Operations runbook — Secret rotation

Zero-downtime credential rotation for the AlphaSwarm control plane + workloads.

What's a secret here?

Every entry in alphaswarm_platform/deployments/compose/.env.schema with classification: secret or classification: rotation-required. The rotation-required ones (e.g. AUTH0_M2M_CLIENT_SECRET) should be rotated on a fixed schedule (typically 90 days).

Pre-flight

  1. Confirm at least one operator with admin:cluster is online to handle Auth0 console operations.
  2. Check kubectl -n alphaswarm rollout status deployment/alphaswarm-core — if it's currently degraded, fix that first.
  3. Verify the secret store you're rotating into is reachable (Vault sealed?, SSM blocked by SCP?, etc.).

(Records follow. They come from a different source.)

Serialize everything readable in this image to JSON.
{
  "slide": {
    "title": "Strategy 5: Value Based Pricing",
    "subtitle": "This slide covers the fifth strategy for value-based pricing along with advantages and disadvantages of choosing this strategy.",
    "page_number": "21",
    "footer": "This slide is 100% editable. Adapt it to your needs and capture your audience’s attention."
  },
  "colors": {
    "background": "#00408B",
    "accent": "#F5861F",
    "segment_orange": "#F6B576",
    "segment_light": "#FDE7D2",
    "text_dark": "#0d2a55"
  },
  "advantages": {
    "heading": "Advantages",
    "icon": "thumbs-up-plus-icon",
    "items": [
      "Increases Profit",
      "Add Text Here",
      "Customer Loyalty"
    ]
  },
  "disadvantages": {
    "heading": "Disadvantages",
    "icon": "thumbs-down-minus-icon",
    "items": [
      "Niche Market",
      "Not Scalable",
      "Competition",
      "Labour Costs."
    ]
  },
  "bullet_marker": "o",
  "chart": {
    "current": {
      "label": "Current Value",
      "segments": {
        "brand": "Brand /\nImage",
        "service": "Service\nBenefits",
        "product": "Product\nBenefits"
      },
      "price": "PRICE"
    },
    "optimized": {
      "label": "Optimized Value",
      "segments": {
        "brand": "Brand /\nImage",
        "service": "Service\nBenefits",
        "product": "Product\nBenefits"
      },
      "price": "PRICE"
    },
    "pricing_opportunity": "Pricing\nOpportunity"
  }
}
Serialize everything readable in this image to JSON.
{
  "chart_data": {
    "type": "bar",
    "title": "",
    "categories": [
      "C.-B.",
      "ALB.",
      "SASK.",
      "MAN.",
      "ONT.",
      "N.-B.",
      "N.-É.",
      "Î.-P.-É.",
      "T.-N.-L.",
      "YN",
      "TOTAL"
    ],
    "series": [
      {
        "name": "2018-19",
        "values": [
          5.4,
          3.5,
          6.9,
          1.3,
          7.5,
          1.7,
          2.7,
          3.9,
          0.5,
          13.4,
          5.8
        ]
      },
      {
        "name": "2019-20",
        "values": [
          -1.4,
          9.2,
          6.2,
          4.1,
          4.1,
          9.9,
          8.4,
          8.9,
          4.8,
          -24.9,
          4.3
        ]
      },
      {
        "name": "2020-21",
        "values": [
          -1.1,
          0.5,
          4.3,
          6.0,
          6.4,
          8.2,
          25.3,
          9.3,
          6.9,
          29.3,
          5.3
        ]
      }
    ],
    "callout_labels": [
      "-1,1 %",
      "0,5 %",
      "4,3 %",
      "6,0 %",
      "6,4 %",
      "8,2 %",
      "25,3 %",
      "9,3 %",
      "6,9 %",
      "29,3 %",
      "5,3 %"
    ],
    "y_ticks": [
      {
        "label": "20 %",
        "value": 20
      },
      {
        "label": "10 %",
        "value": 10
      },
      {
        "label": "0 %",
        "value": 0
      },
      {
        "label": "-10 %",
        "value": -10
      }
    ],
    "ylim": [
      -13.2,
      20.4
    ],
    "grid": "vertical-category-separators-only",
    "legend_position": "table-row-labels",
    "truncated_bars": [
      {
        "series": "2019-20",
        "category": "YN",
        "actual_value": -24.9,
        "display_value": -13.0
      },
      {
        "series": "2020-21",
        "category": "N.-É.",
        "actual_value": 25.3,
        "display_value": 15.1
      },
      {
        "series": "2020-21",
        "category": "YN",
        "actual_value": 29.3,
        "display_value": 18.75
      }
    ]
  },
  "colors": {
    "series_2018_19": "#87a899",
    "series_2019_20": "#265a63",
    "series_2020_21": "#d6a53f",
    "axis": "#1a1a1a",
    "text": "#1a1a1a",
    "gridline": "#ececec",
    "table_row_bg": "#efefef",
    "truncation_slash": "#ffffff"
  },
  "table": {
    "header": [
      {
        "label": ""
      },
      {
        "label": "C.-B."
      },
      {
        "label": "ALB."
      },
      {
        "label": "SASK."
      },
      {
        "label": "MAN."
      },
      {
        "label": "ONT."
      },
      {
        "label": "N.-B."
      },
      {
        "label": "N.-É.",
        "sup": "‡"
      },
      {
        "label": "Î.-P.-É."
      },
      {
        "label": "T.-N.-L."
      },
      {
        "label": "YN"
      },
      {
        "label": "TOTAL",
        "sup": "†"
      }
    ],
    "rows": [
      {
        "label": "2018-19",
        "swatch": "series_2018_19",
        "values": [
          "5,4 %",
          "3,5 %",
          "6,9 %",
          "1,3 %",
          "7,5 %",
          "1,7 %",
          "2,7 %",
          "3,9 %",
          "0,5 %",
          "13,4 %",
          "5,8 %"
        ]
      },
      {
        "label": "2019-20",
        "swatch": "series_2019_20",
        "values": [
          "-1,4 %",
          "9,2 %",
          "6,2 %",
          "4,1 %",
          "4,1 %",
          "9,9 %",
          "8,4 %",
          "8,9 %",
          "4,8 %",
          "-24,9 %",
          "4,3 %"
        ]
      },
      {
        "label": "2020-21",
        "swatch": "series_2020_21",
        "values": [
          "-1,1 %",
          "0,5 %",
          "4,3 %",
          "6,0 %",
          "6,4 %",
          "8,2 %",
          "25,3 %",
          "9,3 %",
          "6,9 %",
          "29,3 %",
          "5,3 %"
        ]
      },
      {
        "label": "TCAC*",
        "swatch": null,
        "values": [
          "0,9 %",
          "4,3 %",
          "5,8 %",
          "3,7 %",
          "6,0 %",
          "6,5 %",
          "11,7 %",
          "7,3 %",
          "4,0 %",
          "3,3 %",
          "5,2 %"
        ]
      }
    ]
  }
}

Procedure — Auth0 M2M client secret

  1. Mint a new secret in Auth0: Applications → alphaswarm-m2m → Settings → "Rotate" (Auth0 keeps the old one valid for 24h by default).

  2. Update the secret store:

    # Vault example
    vault kv patch secret/alphaswarm/auth0 m2m_client_secret=<new-value>

  3. Reload the relevant pods:

    kubectl -n alphaswarm rollout restart deployment/alphaswarm-core
    kubectl -n alphaswarm rollout restart deployment/alphaswarm-worker
    kubectl -n alphaswarm-admin rollout restart deployment/alphaswarm-cp

  4. Verify: curl https://manage.alphaswarm.enterprise.com/manage/health returns 200; the audit log shows successful M2M token mints.

  5. Revoke the old secret: Auth0 → alphaswarm-m2m → "Revoke previous secret" once you're confident every pod has rolled.

Procedure — Postgres password

  1. Connect via the old credential and create the new password:

    ALTER USER alphaswarm WITH PASSWORD 'new-strong-password';

  2. Update the secret store (same as above).

  3. Rolling restart of every service that talks to Postgres: alphaswarm-core, alphaswarm-worker, alphaswarm-cp. Each pod re-reads the env var on startup.

  4. No old-credential revocation needed — Postgres only honours the current password.

Procedure — Session cookie secret

The session cookie secret (ALPHASWARM_SESSION_COOKIE_SECRET) is used to encrypt the alphaswarm_session cookie. Rotating it invalidates every active session.

  1. Generate: python -c "import secrets; print(secrets.token_urlsafe(64))"
  2. Update the secret store.
  3. Rolling restart of alphaswarm-core only. Users will be redirected to Auth0 to re-authenticate.

Procedure — SCIM bearer token

The SCIM bearer token hash gates the /scim/v2/* endpoint.

  1. Generate a new random token: python -c "import secrets; print(secrets.token_urlsafe(48))"
  2. Compute its SHA-256 hash: python -c "import hashlib, sys; print(hashlib.sha256(sys.argv[1].encode()).hexdigest())" <new-token>
  3. Update ALPHASWARM_AUTH_SCIM_BEARER_TOKEN_HASH in the secret store with the hash.
  4. Update the IdP's SCIM provisioning configuration with the new RAW token.
  5. Rolling restart of alphaswarm-core.

Auditing

Every secret rotation should leave a trace:

  • The secret store records the change (Vault audit log / Cloudtrail / Cloud Audit Logs)
  • The application's audit log shows the M2M / Postgres / cookie events
  • alphaswarm_controller's WorkloadRun ledger records the rotation request

If you can't see all three, file an incident — silent rotations are a security smell.